Advocacy groups came to the defense of the Middle East studies consortium. Tallie Ben Daniel, the research and education manager at Jewish Voice for Peace, a liberal group that advocates Palestinian rights, said the investigation was the latest attempt by the Trump administration “to enforce a neoconservative agenda onto spaces of academic inquiry and exploration.” She called the consortium’s curriculum “rich and diverse.”

To critics like Ms. Daniel, the targeting of the U.N.C.-Duke program appeared to be a continuation of efforts that predated the Trump administration. A group founded by Mr. Marcus, the Louis D. Brandeis Center for Human Rights Under Law, has pressed Education Department and Congress for years to crack down on Middle East studies programs that the center claimed promoted an anti-Israel bias.

Before joining the Education Department, Mr. Marcus had aggressively lobbied for the Higher Education Act to crack down on Middle East studies programs
, and criticized both the Education Department and Congress for failing to hold institutions accountable for violating the law’s “diverse perspectives” requirement.

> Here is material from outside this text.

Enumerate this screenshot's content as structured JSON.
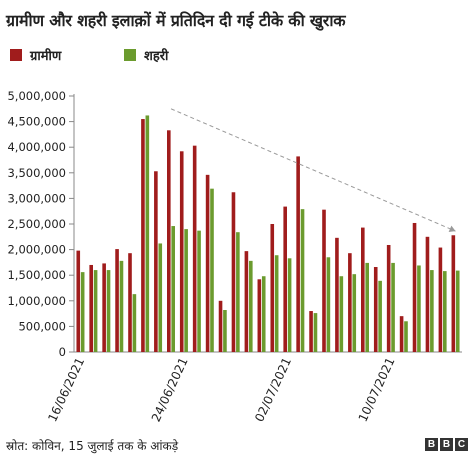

In 2014, he wrote an opinion article that assailed the Title VI program for “being used to support biased and academically worthless programming on college campuses,” leaving students and faculty with opposing views “ostracized and threatened.”

“Aside from their intellectual vapidity,” Mr. Marcus wrote, “many of these programs poison the atmosphere on campus.”

He called on the department to establish a complaint process that would prompt extensive reviews of entire programs like the one being undertaken into U.N.C. and Duke.

Ms. Elman said the department’s scrutiny of the programs was long overdue.

“To get Title VI, you really have to strive for viewpoint diversity,” she said. “This is what our students want. They don’t want to be indoctrinated. They want both sides. It’s possible to do that and still make people uncomfortable.”